A wind farm is a place where dozens of wind generators are built. (See Image 20.) A wind energy company leases the land from the owner, usually a farmer. The size of the towers and the blades vary. The tower might be as much as 428 feet high. The huge blades vary in length from about 124 feet to about 160 feet. When the wind strikes the blades, they turn a rotor which is connected to a generator. All of this mechanical activity takes place in the housing at the top of the tower.

Though wind energy is a clean and renewable form of energy, there are some controversial aspects. Some people live in the shadow of a wind farm and object to the constantly moving shadows that play along the walls in their houses whenever the wind blows. Some people consider the wind towers ugly and would rather not see them dotting the landscape.

2013-P-017-0658
Image 21: Wind farms produce renewable energy, but there is concern about their impact on wildlife, especially migrating birds. The whooping crane is an endangered bird that migrates through North Dakota with flocks of sandhill cranes. Basin Electric Cooperative employees are trained to watch for sandhill cranes approach a wind farm. If they come near to the generators, the field will be shut down until the birds move on. SHSND 2013-P-017-0658.

Another problem is bird strikes. Biologists have been concerned that migrating birds might fly into the blades. The wind farms of North Dakota coincide with the Central Flyway where migrating birds fly every spring and fall. The figures available on bird deaths in the U.S. due to wind farms are not reliable, but a recent scientific study sets the number of bird deaths between 140,000 and 330,000 each year. This includes all species of both migrating and resident birds.
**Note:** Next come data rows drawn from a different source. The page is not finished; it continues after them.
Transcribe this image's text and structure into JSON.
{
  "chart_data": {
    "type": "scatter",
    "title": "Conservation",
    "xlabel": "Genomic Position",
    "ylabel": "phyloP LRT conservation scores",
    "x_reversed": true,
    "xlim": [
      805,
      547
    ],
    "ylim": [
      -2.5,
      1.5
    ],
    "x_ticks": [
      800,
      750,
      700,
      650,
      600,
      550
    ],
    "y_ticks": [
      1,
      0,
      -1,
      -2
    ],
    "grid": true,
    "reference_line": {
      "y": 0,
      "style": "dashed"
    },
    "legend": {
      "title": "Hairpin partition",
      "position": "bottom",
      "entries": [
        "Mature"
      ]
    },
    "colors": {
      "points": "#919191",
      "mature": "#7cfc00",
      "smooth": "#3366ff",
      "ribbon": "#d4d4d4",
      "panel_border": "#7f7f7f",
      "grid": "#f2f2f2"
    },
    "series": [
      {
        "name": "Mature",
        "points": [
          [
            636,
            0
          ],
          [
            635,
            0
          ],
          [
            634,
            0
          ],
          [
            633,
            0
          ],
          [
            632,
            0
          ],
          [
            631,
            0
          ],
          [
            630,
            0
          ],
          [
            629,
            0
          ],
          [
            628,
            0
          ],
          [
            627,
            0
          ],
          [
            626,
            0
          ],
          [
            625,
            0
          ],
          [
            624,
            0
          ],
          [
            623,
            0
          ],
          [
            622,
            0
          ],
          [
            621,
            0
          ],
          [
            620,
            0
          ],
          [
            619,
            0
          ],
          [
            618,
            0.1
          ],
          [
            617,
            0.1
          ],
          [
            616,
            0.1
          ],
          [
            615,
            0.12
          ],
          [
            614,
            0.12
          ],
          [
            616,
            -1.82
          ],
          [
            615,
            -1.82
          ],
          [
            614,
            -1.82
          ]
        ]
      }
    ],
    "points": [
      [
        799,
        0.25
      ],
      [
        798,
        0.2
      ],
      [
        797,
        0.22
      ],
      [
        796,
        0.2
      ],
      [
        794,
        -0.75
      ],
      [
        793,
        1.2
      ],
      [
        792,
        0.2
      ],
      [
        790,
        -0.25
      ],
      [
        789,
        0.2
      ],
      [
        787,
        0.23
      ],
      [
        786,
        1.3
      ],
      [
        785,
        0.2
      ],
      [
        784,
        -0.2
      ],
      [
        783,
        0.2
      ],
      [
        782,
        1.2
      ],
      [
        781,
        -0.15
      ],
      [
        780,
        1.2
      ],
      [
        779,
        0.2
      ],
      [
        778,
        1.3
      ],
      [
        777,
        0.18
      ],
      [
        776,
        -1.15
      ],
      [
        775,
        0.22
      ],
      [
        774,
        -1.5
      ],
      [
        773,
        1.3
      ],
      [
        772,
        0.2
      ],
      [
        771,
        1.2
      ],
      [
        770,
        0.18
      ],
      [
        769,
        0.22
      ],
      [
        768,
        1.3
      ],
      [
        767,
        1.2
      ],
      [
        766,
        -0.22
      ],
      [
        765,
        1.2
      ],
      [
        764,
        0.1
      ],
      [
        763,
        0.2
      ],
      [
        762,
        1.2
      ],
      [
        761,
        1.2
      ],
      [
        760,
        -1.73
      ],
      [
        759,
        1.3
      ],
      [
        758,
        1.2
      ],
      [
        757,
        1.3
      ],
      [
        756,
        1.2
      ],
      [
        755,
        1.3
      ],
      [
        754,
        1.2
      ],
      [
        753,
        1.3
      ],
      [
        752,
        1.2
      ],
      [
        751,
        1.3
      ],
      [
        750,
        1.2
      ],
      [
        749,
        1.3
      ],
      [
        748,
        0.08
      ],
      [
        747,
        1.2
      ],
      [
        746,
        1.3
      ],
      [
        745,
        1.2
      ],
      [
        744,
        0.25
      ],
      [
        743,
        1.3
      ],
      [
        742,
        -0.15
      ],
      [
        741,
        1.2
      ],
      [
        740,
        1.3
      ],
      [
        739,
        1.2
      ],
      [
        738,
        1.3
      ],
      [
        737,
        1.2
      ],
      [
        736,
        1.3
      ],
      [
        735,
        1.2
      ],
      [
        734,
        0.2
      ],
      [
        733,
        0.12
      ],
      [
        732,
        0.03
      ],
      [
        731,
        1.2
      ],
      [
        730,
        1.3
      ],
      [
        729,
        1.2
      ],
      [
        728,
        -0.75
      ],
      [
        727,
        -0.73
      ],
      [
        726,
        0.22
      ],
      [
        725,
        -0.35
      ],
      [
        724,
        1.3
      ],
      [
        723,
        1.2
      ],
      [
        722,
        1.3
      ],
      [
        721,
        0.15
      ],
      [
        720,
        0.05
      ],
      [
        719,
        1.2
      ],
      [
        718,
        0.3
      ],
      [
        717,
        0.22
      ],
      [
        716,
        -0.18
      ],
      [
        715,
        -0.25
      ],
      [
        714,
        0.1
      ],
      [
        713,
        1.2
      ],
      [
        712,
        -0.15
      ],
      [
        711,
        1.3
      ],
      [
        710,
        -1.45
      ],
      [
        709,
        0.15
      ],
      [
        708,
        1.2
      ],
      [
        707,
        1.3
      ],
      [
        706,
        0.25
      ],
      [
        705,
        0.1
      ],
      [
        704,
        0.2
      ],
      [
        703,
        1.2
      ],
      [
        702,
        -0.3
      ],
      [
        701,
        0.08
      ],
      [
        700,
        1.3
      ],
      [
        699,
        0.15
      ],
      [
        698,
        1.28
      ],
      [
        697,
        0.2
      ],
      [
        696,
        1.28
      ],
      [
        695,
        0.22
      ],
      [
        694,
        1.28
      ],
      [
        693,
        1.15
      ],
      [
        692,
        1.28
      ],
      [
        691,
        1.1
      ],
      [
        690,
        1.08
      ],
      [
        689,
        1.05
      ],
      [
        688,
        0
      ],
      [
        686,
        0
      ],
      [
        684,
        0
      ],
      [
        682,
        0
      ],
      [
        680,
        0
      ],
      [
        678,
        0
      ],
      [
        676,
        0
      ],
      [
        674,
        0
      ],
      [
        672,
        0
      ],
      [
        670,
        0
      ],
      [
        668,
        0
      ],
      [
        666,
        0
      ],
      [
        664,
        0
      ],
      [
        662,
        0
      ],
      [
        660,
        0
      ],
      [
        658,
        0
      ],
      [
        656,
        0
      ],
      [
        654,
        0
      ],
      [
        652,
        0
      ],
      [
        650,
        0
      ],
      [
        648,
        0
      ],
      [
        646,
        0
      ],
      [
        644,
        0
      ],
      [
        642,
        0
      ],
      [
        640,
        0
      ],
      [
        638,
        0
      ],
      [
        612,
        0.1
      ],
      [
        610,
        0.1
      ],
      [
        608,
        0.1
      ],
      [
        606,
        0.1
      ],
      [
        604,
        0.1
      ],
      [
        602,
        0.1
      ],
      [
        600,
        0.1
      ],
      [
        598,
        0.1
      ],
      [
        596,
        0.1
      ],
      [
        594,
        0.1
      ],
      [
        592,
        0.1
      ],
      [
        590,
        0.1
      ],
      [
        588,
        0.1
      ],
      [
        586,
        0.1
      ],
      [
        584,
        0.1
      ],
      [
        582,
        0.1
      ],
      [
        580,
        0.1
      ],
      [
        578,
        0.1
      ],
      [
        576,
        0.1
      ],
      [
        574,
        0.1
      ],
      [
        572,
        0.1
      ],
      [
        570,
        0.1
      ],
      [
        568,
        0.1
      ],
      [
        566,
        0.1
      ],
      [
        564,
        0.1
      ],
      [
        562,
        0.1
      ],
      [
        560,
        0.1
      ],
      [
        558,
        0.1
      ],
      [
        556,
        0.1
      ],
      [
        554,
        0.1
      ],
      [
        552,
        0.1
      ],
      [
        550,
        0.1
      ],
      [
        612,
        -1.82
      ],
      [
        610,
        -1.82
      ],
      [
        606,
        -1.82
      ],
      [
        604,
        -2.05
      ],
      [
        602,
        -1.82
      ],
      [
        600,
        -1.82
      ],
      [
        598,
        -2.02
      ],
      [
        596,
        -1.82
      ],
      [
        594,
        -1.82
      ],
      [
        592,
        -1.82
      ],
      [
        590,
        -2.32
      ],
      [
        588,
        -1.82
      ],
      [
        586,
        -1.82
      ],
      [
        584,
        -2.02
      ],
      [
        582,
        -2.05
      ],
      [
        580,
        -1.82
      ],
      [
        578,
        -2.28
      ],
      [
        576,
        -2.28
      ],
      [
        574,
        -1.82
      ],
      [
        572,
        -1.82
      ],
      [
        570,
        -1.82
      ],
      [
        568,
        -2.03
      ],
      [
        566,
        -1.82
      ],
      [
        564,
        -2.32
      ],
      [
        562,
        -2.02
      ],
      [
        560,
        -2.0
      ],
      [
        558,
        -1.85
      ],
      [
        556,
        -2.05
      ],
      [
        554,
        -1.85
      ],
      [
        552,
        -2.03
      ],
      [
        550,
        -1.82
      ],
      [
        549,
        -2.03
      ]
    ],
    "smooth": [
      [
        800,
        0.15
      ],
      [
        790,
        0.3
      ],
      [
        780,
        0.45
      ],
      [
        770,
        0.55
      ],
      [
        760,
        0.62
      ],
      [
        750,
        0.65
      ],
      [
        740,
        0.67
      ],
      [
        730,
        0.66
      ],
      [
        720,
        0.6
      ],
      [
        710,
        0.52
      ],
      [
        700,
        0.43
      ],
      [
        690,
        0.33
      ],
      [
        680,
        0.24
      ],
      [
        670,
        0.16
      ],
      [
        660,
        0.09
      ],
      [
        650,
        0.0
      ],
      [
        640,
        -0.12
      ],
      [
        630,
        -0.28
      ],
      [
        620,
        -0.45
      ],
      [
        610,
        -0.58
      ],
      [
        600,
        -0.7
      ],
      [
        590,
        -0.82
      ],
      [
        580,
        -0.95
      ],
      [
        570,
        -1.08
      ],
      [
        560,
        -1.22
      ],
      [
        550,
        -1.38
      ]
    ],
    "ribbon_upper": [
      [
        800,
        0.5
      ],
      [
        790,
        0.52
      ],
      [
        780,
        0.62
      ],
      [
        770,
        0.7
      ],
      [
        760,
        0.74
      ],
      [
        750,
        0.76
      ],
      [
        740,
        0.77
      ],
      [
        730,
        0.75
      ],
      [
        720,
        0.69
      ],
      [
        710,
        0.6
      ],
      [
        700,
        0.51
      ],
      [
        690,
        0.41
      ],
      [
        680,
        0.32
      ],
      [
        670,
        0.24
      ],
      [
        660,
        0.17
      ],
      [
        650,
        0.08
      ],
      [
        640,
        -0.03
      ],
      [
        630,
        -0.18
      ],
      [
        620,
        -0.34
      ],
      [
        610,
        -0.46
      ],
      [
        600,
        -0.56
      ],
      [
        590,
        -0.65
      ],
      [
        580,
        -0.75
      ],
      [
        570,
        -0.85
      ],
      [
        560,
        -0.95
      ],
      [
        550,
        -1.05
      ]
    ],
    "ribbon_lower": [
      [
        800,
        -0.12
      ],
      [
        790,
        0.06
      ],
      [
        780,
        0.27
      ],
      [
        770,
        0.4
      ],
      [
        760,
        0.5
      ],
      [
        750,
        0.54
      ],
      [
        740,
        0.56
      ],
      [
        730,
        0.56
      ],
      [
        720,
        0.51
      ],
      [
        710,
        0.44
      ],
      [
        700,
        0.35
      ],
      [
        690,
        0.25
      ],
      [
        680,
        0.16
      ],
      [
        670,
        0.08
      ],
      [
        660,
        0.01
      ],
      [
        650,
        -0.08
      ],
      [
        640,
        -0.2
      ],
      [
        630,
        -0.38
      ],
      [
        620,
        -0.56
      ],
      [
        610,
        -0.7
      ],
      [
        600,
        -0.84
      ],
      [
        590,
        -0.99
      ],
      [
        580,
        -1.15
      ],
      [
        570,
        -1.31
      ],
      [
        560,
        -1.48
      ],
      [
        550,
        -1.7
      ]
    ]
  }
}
Great concern about birds is directed to whooping cranes. (See Image 21.) These endangered birds are spotted in North Dakota every year migrating with sandhill cranes. Basin Electric Cooperative employs people to keep watch for whooping cranes at its windfarms. If spotters see whooping cranes, the cooperative will shut down the wind farm until the birds have passed. Basin reports that, so far, no whooping cranes have been sighted near the wind farms.

Another concern is for the safety of bats. Biologists have had a hard time understanding why so many bats are killed by wind generators. The current theory is that the bats do not fly into the blades, but are killed by air pressure changes that occur when air flows over the blades. Scientists have found that bats do not like to fly in high winds. If the blades are set to start operating when the wind reaches 12.3 miles per hour instead of the usual 9 miles per hour, bat deaths can be reduced by 93 per cent. There is only a slight loss in electricity generated. Much more research needs to be done to make sure that wind energy is safe for birds and bats.

Why is this important?Wind is growing in importance as a source of renewable energy. North Dakota has enormous reserves of coal and oil that will last for hundreds of years, but wind will be with us forever. As wind technology becomes more efficient and economical, a larger portion of our nation’s energy supply will come from wind.